What made bespectacled research scientists want to stand up from their lab desks to dance in a conga line? It was the proof that our brains can form new pathways, synapses, and connections. We’re not just talking learning; we’re talking actual changes in brain chemistry and composition. Just as coal can transform into diamonds and snotty teenagers can eventually transform into tolerable human beings, your brain is something that can be shaped and developed.

Relating to your creativity, I’m taking a big leap here and coining a new phrase: INNOplasticity. (Should I disappear unexpectedly, please notify the authorities to investigate the evil geniuses behind Frontiers in Psychology: Auditory Cognitive Neuroscience.)

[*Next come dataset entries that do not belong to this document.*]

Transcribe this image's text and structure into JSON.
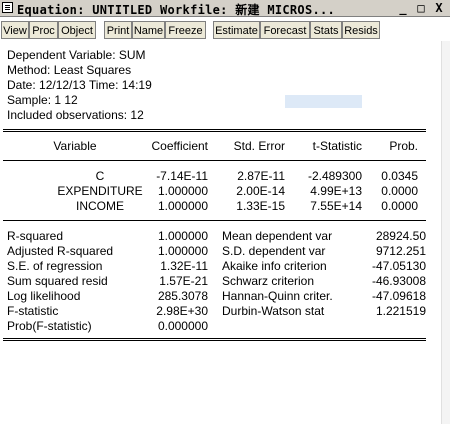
{
  "window": {
    "title": "Equation: UNTITLED   Workfile: 新建 MICROS...",
    "minimize": "_",
    "maximize": "□",
    "close": "X"
  },
  "toolbar": {
    "buttons": [
      "View",
      "Proc",
      "Object",
      "Print",
      "Name",
      "Freeze",
      "Estimate",
      "Forecast",
      "Stats",
      "Resids"
    ]
  },
  "header": {
    "dependent_variable": "Dependent Variable: SUM",
    "method": "Method: Least Squares",
    "date_time": "Date: 12/12/13   Time: 14:19",
    "sample": "Sample: 1 12",
    "observations": "Included observations: 12"
  },
  "coef_table": {
    "headers": [
      "Variable",
      "Coefficient",
      "Std. Error",
      "t-Statistic",
      "Prob."
    ],
    "rows": [
      [
        "C",
        "-7.14E-11",
        "2.87E-11",
        "-2.489300",
        "0.0345"
      ],
      [
        "EXPENDITURE",
        "1.000000",
        "2.00E-14",
        "4.99E+13",
        "0.0000"
      ],
      [
        "INCOME",
        "1.000000",
        "1.33E-15",
        "7.55E+14",
        "0.0000"
      ]
    ]
  },
  "stats": {
    "left": [
      [
        "R-squared",
        "1.000000"
      ],
      [
        "Adjusted R-squared",
        "1.000000"
      ],
      [
        "S.E. of regression",
        "1.32E-11"
      ],
      [
        "Sum squared resid",
        "1.57E-21"
      ],
      [
        "Log likelihood",
        "285.3078"
      ],
      [
        "F-statistic",
        "2.98E+30"
      ],
      [
        "Prob(F-statistic)",
        "0.000000"
      ]
    ],
    "right": [
      [
        "Mean dependent var",
        "28924.50"
      ],
      [
        "S.D. dependent var",
        "9712.251"
      ],
      [
        "Akaike info criterion",
        "-47.05130"
      ],
      [
        "Schwarz criterion",
        "-46.93008"
      ],
      [
        "Hannan-Quinn criter.",
        "-47.09618"
      ],
      [
        "Durbin-Watson stat",
        "1.221519"
      ]
    ]
  }
}
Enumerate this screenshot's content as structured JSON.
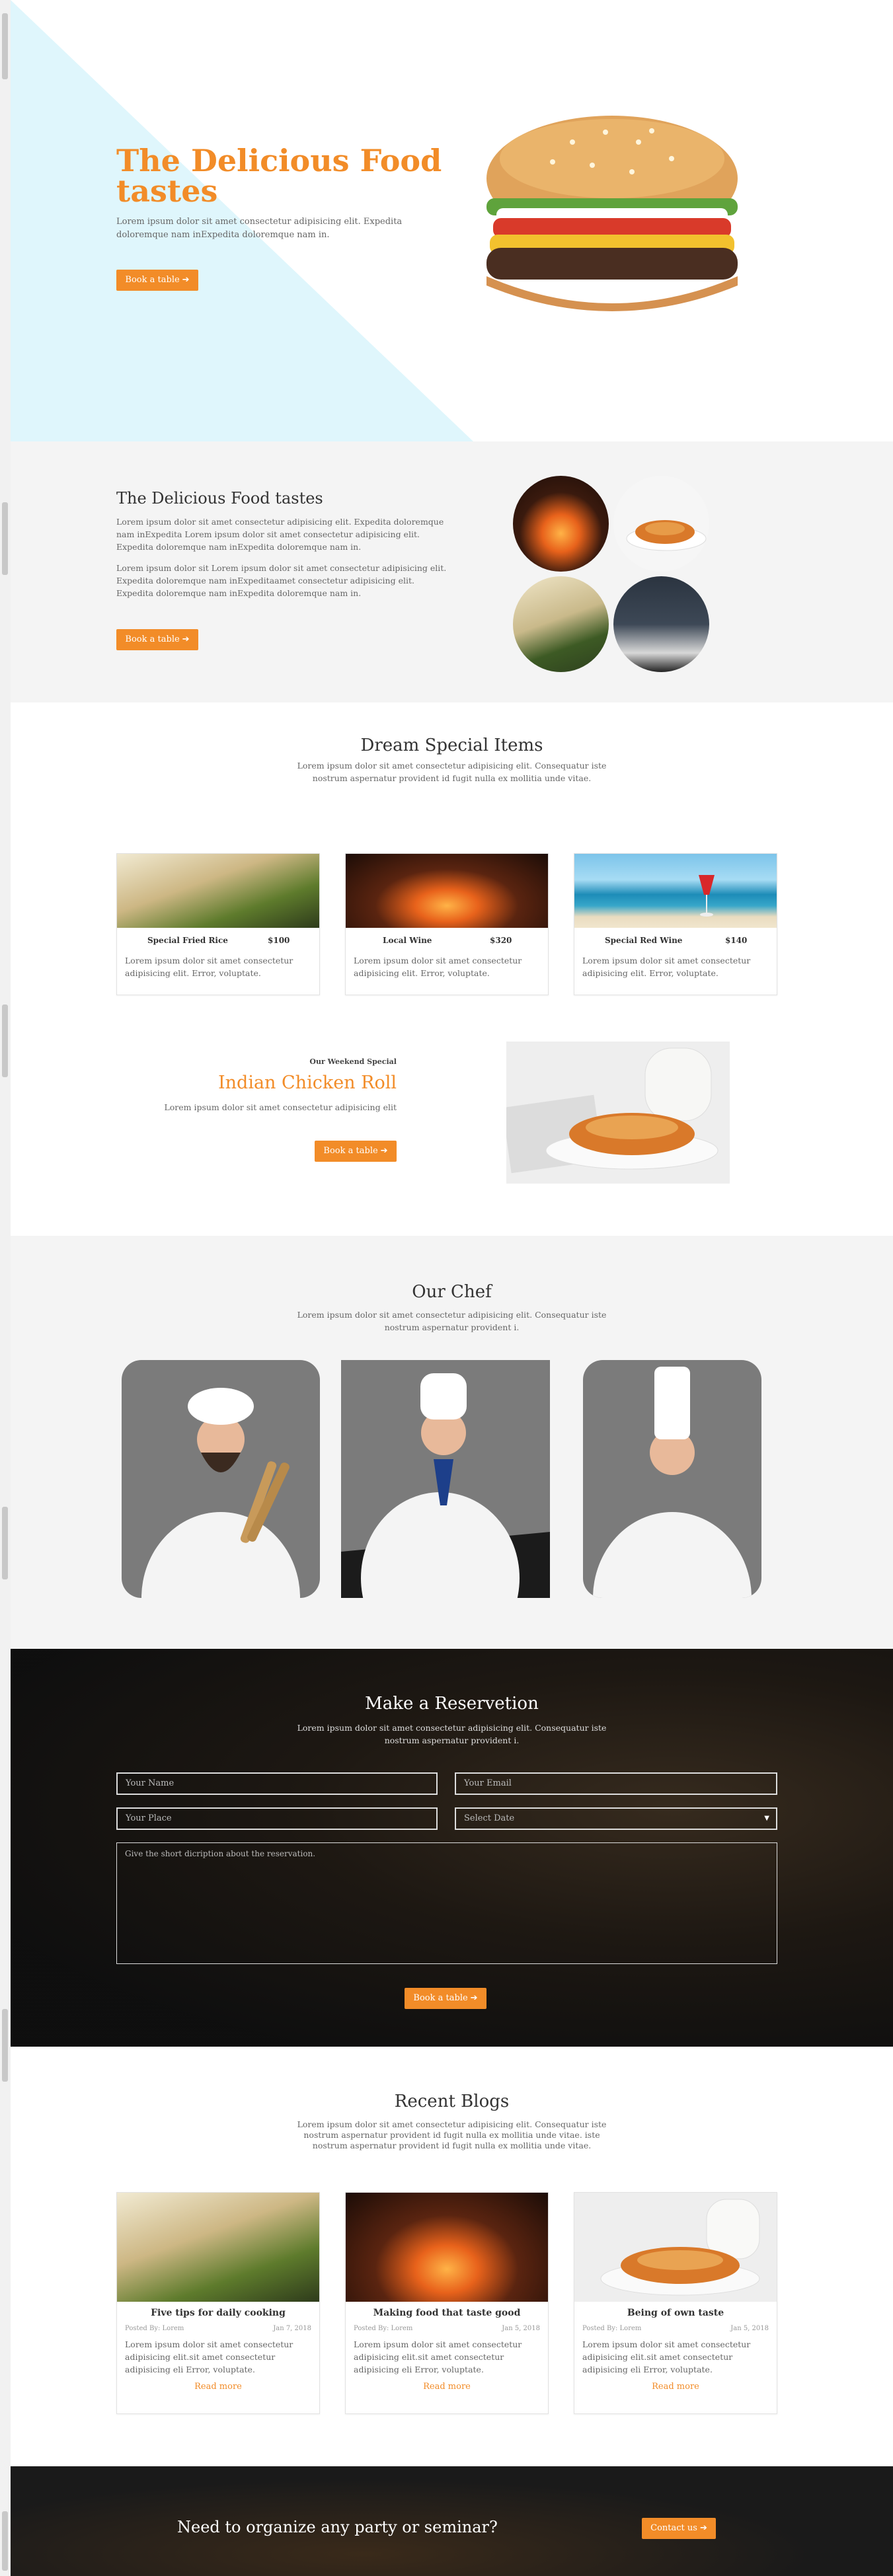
{
  "hero": {
    "title": "The Delicious Food tastes",
    "text": "Lorem ipsum dolor sit amet consectetur adipisicing elit. Expedita doloremque nam inExpedita doloremque nam in.",
    "button": "Book a table"
  },
  "about": {
    "title": "The Delicious Food tastes",
    "text1": "Lorem ipsum dolor sit amet consectetur adipisicing elit. Expedita doloremque nam inExpedita Lorem ipsum dolor sit amet consectetur adipisicing elit. Expedita doloremque nam inExpedita doloremque nam in.",
    "text2": "Lorem ipsum dolor sit Lorem ipsum dolor sit amet consectetur adipisicing elit. Expedita doloremque nam inExpeditaamet consectetur adipisicing elit. Expedita doloremque nam inExpedita doloremque nam in.",
    "button": "Book a table"
  },
  "special": {
    "title": "Dream Special Items",
    "text": "Lorem ipsum dolor sit amet consectetur adipisicing elit. Consequatur iste nostrum aspernatur provident id fugit nulla ex mollitia unde vitae.",
    "items": [
      {
        "name": "Special Fried Rice",
        "price": "$100",
        "text": "Lorem ipsum dolor sit amet consectetur adipisicing elit. Error, voluptate."
      },
      {
        "name": "Local Wine",
        "price": "$320",
        "text": "Lorem ipsum dolor sit amet consectetur adipisicing elit. Error, voluptate."
      },
      {
        "name": "Special Red Wine",
        "price": "$140",
        "text": "Lorem ipsum dolor sit amet consectetur adipisicing elit. Error, voluptate."
      }
    ]
  },
  "weekend": {
    "label": "Our Weekend Special",
    "title": "Indian Chicken Roll",
    "text": "Lorem ipsum dolor sit amet consectetur adipisicing elit",
    "button": "Book a table"
  },
  "chef": {
    "title": "Our Chef",
    "text": "Lorem ipsum dolor sit amet consectetur adipisicing elit. Consequatur iste nostrum aspernatur provident i."
  },
  "reservation": {
    "title": "Make a Reservetion",
    "text": "Lorem ipsum dolor sit amet consectetur adipisicing elit. Consequatur iste nostrum aspernatur provident i.",
    "name_placeholder": "Your Name",
    "email_placeholder": "Your Email",
    "place_placeholder": "Your Place",
    "date_placeholder": "Select Date",
    "desc_placeholder": "Give the short dicription about the reservation.",
    "button": "Book a table"
  },
  "blogs": {
    "title": "Recent Blogs",
    "text": "Lorem ipsum dolor sit amet consectetur adipisicing elit. Consequatur iste nostrum aspernatur provident id fugit nulla ex mollitia unde vitae. iste nostrum aspernatur provident id fugit nulla ex mollitia unde vitae.",
    "items": [
      {
        "title": "Five tips for daily cooking",
        "author": "Posted By: Lorem",
        "date": "Jan 7, 2018",
        "text": "Lorem ipsum dolor sit amet consectetur adipisicing elit.sit amet consectetur adipisicing eli Error, voluptate.",
        "more": "Read more"
      },
      {
        "title": "Making food that taste good",
        "author": "Posted By: Lorem",
        "date": "Jan 5, 2018",
        "text": "Lorem ipsum dolor sit amet consectetur adipisicing elit.sit amet consectetur adipisicing eli Error, voluptate.",
        "more": "Read more"
      },
      {
        "title": "Being of own taste",
        "author": "Posted By: Lorem",
        "date": "Jan 5, 2018",
        "text": "Lorem ipsum dolor sit amet consectetur adipisicing elit.sit amet consectetur adipisicing eli Error, voluptate.",
        "more": "Read more"
      }
    ]
  },
  "cta": {
    "text": "Need to organize any party or seminar?",
    "button": "Contact us"
  },
  "colors": {
    "accent": "#f28c28",
    "dark": "#1a1a1a",
    "light_bg": "#f4f4f4",
    "hero_tint": "#dff6fc"
  }
}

Building on its big brother neuroplasticity, innoplasticity is the notion that your creativity is expandable just like your brain. Swapping out a few words from the above definition, think of innoplasticity as “a general umbrella term that refers to one’s ability to modify, adapt, and grow creative capacity throughout life and in response to training, development, and experience.”

Innoplasticity is a fancy way of saying that your creative potential is far greater than the creativity you had at birth, in eleventh grade, or even now. All of us can cultivate and improve our imagination, the same way brains—and front lawns—can transform for the better.